Showing posts with label steam punk. Show all posts
Showing posts with label steam punk. Show all posts

Saturday, 4 April 2009

Suicide Glass!

Fused glass and razor blades are made for each other! With the latest craze of Steam punk* these glass items seem to fit right in.



I fused my first Blade Dish about four years ago and I have been making them occasionally since. They are a combination of float glass (picture glass) which gives the glass a greenish tinge and red enamel powder sandwiched between the glass. Oh, and don't forget the razor blade. Because steel blades are so thin they don't cause fractures when fused.



My first dishes were always shallow, because I worried that a deep slump would cause the blade to fracture the glass. But as you can see from the deeper dish (above) the metal is flexible enough to bend and slump with the glass.


The ultimate steam punk accessory must be the Rock n Roll Suicide pendants. I wear one to work sometimes and I always get comments (and sometimes funny looks). As David Bowie said "Your too old to lose it, too young to choose it..."

Pendants and dishes are now available for sale on Folksy and Etsy.

* "Steam Punk is a sub-genre of fantasy and fiction that came into prominence in the 1980s and early 1990s. The term denotes works set in an era or world where steam power is still widely used—usually the 19th century, and often Victorian era —but with prominent elements of either science fiction or fantasy." Wikipedia.

Sunday, 25 May 2008

Glass Fish

One of my favorite glass items is fish. They are great fun to make because I can play with so many different combinations of colors.



Here is Sammy, a pendant made by Smokeylady54, using one of my glass fish in her creation. She has added her opwn lovely lampwork beads and leaves, as well as pearls and Swarovski crystals. The toggle on this piece is Sterling silver and the necklace is just under 22" long.

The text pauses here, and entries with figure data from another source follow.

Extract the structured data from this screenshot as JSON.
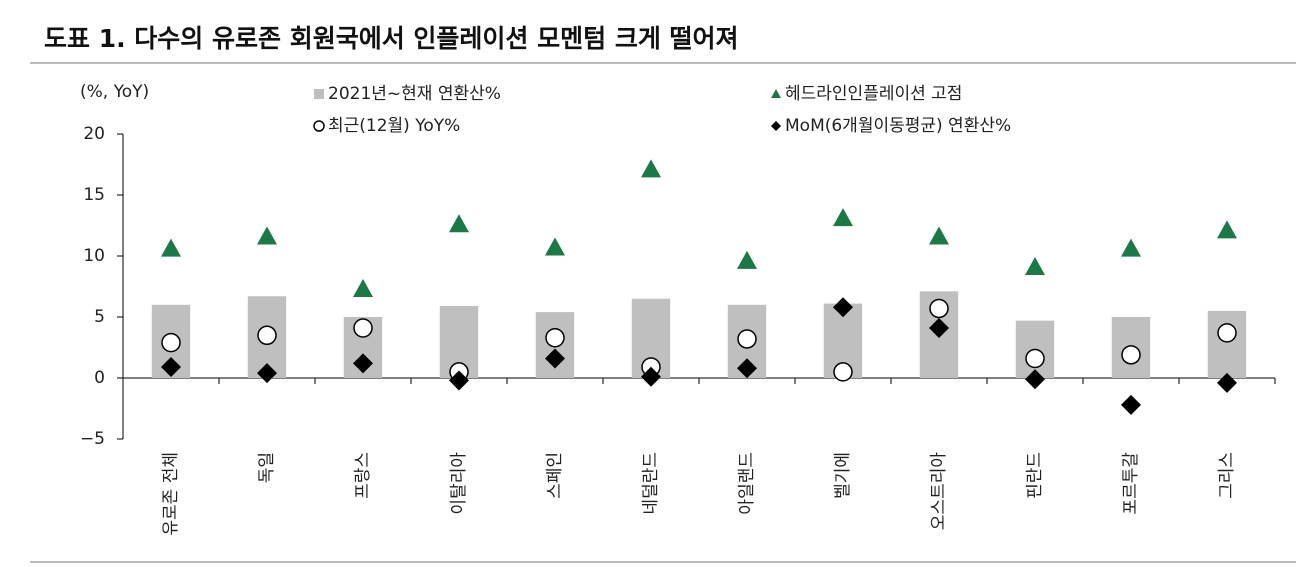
{
  "chart_data": {
    "type": "bar",
    "title": "도표 1. 다수의 유로존 회원국에서 인플레이션 모멘텀 크게 떨어져",
    "y_axis_label": "(%, YoY)",
    "categories": [
      "유로존 전체",
      "독일",
      "프랑스",
      "이탈리아",
      "스페인",
      "네덜란드",
      "아일랜드",
      "벨기에",
      "오스트리아",
      "핀란드",
      "포르투갈",
      "그리스"
    ],
    "ylim": [
      -5,
      20
    ],
    "yticks": [
      {
        "value": -5,
        "label": "−5"
      },
      0,
      5,
      10,
      15,
      20
    ],
    "series": [
      {
        "name": "2021년~현재 연환산%",
        "type": "bar",
        "marker": "square",
        "color": "#bfbfbf",
        "values": [
          6.0,
          6.7,
          5.0,
          5.9,
          5.4,
          6.5,
          6.0,
          6.1,
          7.1,
          4.7,
          5.0,
          5.5
        ]
      },
      {
        "name": "최근(12월) YoY%",
        "type": "scatter",
        "marker": "circle",
        "color": "#000000",
        "values": [
          2.9,
          3.5,
          4.1,
          0.5,
          3.3,
          0.9,
          3.2,
          0.5,
          5.7,
          1.6,
          1.9,
          3.7
        ]
      },
      {
        "name": "헤드라인인플레이션 고점",
        "type": "scatter",
        "marker": "triangle",
        "color": "#1a7a45",
        "values": [
          10.6,
          11.6,
          7.3,
          12.6,
          10.7,
          17.1,
          9.6,
          13.1,
          11.6,
          9.1,
          10.6,
          12.1
        ]
      },
      {
        "name": "MoM(6개월이동평균) 연환산%",
        "type": "scatter",
        "marker": "diamond",
        "color": "#000000",
        "values": [
          0.9,
          0.4,
          1.2,
          -0.2,
          1.6,
          0.1,
          0.8,
          5.8,
          4.1,
          -0.1,
          -2.2,
          -0.4
        ]
      }
    ]
  }
}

Sammy is for sale at Smokeylady's Etsy store . I also have some glass fish in my Etsy store too. Below are "Sid and Nancy", two punky fish waiting for a home.

Thursday, 17 January 2008

Creative Glass Guild January Challenge


The CGGE Challenge for January is for members to create glass art by recycling. The CGGE members have produced some fabulous glass items such as beads from wine bottles, fused roundels in stained glass, pot melts from scrap glass and fused glass "mistakes" smashed and then re-fused. Here is my contribution - although it is more of an example of "how not to"!
1. The first image shows a collection of old and battered picture frames that have float (picture) glass. All this glass is fusible but, as the source is unknown, I don't combine it with other float glass. Sometimes picture frames come with really poor quality glass and so I match like with like.
2. The second image shows a selection of metal items that I used as inclusions in the glass. These included copper, rusty washers and dubious metal decorations.
3. This image shows two fused glass coasters with metal inclusions. They were fused at the same firing in the kiln and they look fairly good!
4. The copper star shape has fused well because copper fuses at high temperatures and, as the copper shape is quite thin, it fused with a relatively flat air pocket inside the glass.
5. But look carefully at the coaster fused with rusty washers. Because of the variety and thickness of the metals the glass coaster has a stress fracture running along the base, which formed as soon as the coaster was removed, cold, from the kiln.
6. The final image clearly shows the stress fracture along the bottom of the glass. It's still in my studio and I look at it every day - waiting for the coaster to go "ping" and fall into pieces.